In an evening hosted by stage and TV star Michael Urie (“Buyer and Cellar”), Out magazine held its 19th annual OUT100 gala on November 14 at Terminal 5 on the West Side. The event, which coincided with the magazine’s November 19 newsstand release of its guide to the “most compelling people of the year,” featured musical performances by gay country music star Steve Grand, along with Charli XCX and Blondie’s Debbie Harry.
Jonathan Groff, along with co-stars Murray Bartlett and Frankie Alvarez, gave a sneak peek at “Looking,” a highly anticipated new show from HBO being hyped as the gay version of the network’s hit “Girls.” “Looking” premieres in January.
Other honorees included Laverne Cox and Lea DeLaria of “Orange is the New Black,” a Netflix series that recently enjoyed a successful first season. Cox, praised for her role as a transgender prison inmate, Sophia Burset, on “OSTNB,” received the first ever Reader’s Choice Award. In remarks to the audience, Cox spoke on behalf of her transgender brothers and sisters, saying the current cultural moment represents a turning point in public awareness of their historically underrepresented portion of the LGBT community.

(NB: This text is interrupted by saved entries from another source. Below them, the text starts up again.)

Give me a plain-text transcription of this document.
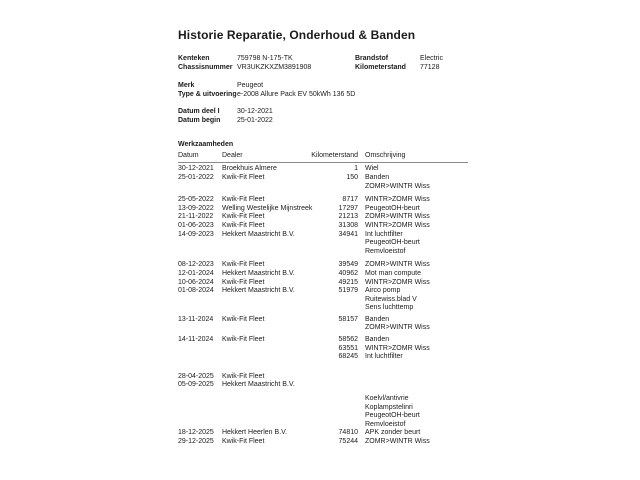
Historie Reparatie, Onderhoud & Banden
Kenteken	759798 N-175-TK	Brandstof	Electric
Chassisnummer VR3UKZKXZM3891908	Kilometerstand	77128
Merk	Peugeot
Type & uitvoering e-2008 Allure Pack EV 50kWh 136 5D
Datum deel I	30-12-2021
Datum begin	25-01-2022
Werkzaamheden
Datum	Dealer	Kilometerstand Omschrijving
30-12-2021	Broekhuis Almere	1 Wiel
25-01-2022	Kwik-Fit Fleet	150 Banden
ZOMR>WINTR Wiss
25-05-2022	Kwik-Fit Fleet	8717 WINTR>ZOMR Wiss
13-09-2022	Welling Westelijke Mijnstreek	17297 PeugeotOH-beurt
21-11-2022	Kwik-Fit Fleet	21213 ZOMR>WINTR Wiss
01-06-2023	Kwik-Fit Fleet	31308 WINTR>ZOMR Wiss
14-09-2023	Hekkert Maastricht B.V.	34941 Int luchtfilter
PeugeotOH-beurt
Remvloeistof
08-12-2023	Kwik-Fit Fleet	39549 ZOMR>WINTR Wiss
12-01-2024	Hekkert Maastricht B.V.	40962 Mot man compute
10-06-2024	Kwik-Fit Fleet	49215 WINTR>ZOMR Wiss
01-08-2024	Hekkert Maastricht B.V.	51979 Airco pomp
Ruitewiss.blad V
Sens luchttemp
13-11-2024	Kwik-Fit Fleet	58157 Banden
ZOMR>WINTR Wiss
14-11-2024	Kwik-Fit Fleet	58562 Banden
63551 WINTR>ZOMR Wiss
68245 Int luchtfilter
28-04-2025	Kwik-Fit Fleet
05-09-2025	Hekkert Maastricht B.V.
Koelvl/antivrie
Koplampstelinri
PeugeotOH-beurt
Remvloeistof
18-12-2025	Hekkert Heerlen B.V.	74810 APK zonder beurt
29-12-2025	Kwik-Fit Fleet	75244 ZOMR>WINTR Wiss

The Lifetime Achievement Award was the evening’s high point, with Edie Windsor recognized for her successful challenge to the federal Defense of Marriage Act. After an introduction that compared her to Dr. Martin Luther King, Jr., and Senator Robert F. Kennedy, Windsor thanked the crowd for their overwhelming support, saying she was humbled by the endless praise and attention she’s received since her June victory at the Supreme Court. She pointed out that most in the audience were “too young” to remember the darker days of the early LGBT rights struggle and to appreciate just how far the community had come since then. To this, Windsor was met with resounding applause. Her lead attorney, Roberta Kaplan, was also recognized at the event.
Other honorees included Jim Parsons (“Big Bang Theory”) as Entertainer of the Year. Unable to attend, Parsons sent a video message thanking his fans. Wentworth Miller (“Prison Break”), recognized as Newsmaker of the Year, recently came out in a letter in which he declined an invitation to the St. Petersburg International Film Festival, citing Russia’s new anti-gay legislation.
Pascal Tessier was honored for winning a “bittersweet” victory against the Boy Scouts of America back in May, when its National Council voted that no youth may be denied membership based on sexual orientation –– meaning he can stay active in the Scouts, but only until he is 18. Tessier was joined by Greg Bourke, a former associate scoutmaster, and David Knapp, who was a district executive until being forced out of the Scouts in 1993 because he is gay.
Mariah Carey accepted the Artist of the Year award on behalf of director Lee Daniels. Carey, who worked with Daniels in “Precious” and “The Butler,” described him as one of the film industry’s true innovators.
There is something surreal about the vast array of honorees featured –– from celebrities like Denis O’Hare (“True Blood” and a Tony for “Take Me Out”) and recently out Maulik Pancholy (“30 Rock,” “Weeds,” and “Sanjay and Craig”) to lesser knowns like Bryan Petroff and Doug Quint, owners of Manhattan’s Big Gay Ice Cream.
Gay City News took a poke at Out last year when the magazine included New York City Council Speaker Christine Quinn in its list –– not for her political achievements and pending run for mayor, but for her recent wedding to longtime partner Kim Catullo. It’s true the magazine’s annual who’s who tends to favor celebrity. Then again, so does our culture. Edie Windsor was one of the honorees featured on this year’s four different special OUT100 covers. She was the only one from outside the entertainment world.